The article addresses several issues: how Bell’s memory works, through a SenseCam, a digital audio recorder, and a copy of all of the webpages that he visits; the problems that he has sorting through the incredible amount of information that he/it collects; the effects of this inability to recall on human memory; the promise of this technology for those who are afflicted with memory pathologies; the possibility of idea generation through the organization and associations drawn between different sorts of information.
Writing is an artificial memory. It creates a record of things that we have thought, but without all of the connections and realizations that accompany it during the moments when we think it. Thus, Plato calls this artificial memory dead, and suggests that it induces forgetting, but does not really increase our capacity for remembering.
The problems that Gordon Bell has in finding things from his past that make him think or this or that seem to illustrate Plato’s point. However, there are suggestions that technology is already being developed to find meaningful and effective ways of addressing this problem. When I was reading the article I was thinking about some kind of bioreading that would record affective reactions to ideas and experiences and would catalog experiences in this fashion. The article then claims that we organize memories according to time and people, associatively. Therefore, if everything is indexed in terms of lived events and experience, rather than merely a temporal marker insensitive to human experience, such a cataloging might be very effective.
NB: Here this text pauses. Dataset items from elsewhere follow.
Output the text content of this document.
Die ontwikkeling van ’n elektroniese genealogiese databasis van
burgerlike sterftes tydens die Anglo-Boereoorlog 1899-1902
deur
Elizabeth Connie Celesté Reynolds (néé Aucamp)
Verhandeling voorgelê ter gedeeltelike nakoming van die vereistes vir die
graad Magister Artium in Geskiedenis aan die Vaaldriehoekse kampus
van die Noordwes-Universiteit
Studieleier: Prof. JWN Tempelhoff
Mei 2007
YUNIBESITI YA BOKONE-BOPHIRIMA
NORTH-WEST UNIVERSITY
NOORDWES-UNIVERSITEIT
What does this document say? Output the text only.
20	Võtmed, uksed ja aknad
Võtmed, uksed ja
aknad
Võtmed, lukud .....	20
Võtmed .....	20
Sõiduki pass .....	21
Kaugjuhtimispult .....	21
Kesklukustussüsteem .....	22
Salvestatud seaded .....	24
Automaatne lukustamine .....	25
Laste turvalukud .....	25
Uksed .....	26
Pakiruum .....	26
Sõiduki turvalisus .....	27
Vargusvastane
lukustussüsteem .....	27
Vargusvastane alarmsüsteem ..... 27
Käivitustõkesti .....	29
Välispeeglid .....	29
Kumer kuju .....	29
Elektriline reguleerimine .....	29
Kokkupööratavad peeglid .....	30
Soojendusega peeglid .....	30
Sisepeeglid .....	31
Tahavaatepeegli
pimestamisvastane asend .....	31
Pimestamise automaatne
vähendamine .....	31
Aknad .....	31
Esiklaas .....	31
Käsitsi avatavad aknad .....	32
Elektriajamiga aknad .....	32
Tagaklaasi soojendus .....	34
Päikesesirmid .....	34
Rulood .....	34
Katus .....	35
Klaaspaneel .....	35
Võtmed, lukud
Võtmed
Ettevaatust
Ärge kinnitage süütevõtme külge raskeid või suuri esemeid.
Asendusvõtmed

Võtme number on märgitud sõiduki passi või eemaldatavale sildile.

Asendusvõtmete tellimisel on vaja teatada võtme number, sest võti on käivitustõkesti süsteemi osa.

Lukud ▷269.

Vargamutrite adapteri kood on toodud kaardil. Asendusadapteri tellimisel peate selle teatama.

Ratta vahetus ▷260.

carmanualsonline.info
What is most interesting is the suggestion that ideas can be generated through the associative chains and mappings that occur within the mind. Of course, this seems without possibility of dispute. In order for us to be able to have an idea, we must make a movement from something known to another way of looking at something, in such a way that an element hitherto concealed or unrecognized appears.
When I think of what a genius is, I wonder if this is distinguished from some prodigious memory. I think of Gadamer, who purportedly memorized a poem everyday, and of Bill Clinton, who, according to an article I recently read by Stephen Greenblatt in the New York Review of Books, apparently could repeat lines from Macbeth having been asked to memorize as a youth. The examinations for the SAT and GRE and perhaps IQ testing then seem less atrocious once our liberal tendencies accept that certain cultural knowledge must be a sign of intelligence. But it is not only remembering these ideas, but also the ability to comprehend those ideas in a way that relates them to others. Comprehension is the thorough working over of events or ideas or images in a way that demonstrates numerous ways of explaining them.
I also thought, that perhaps the problems cataloging this information can be resolved once we make it our own. That is, if this act of writing is itself the creation of a memory. It’s not writing which is to blame, but reading. Those reading are the ones potentially suffering from memory loss. In reading, it is easy not to “make it our own” but rather to skim through information in a way that presents a superficial, one-dimensional representation.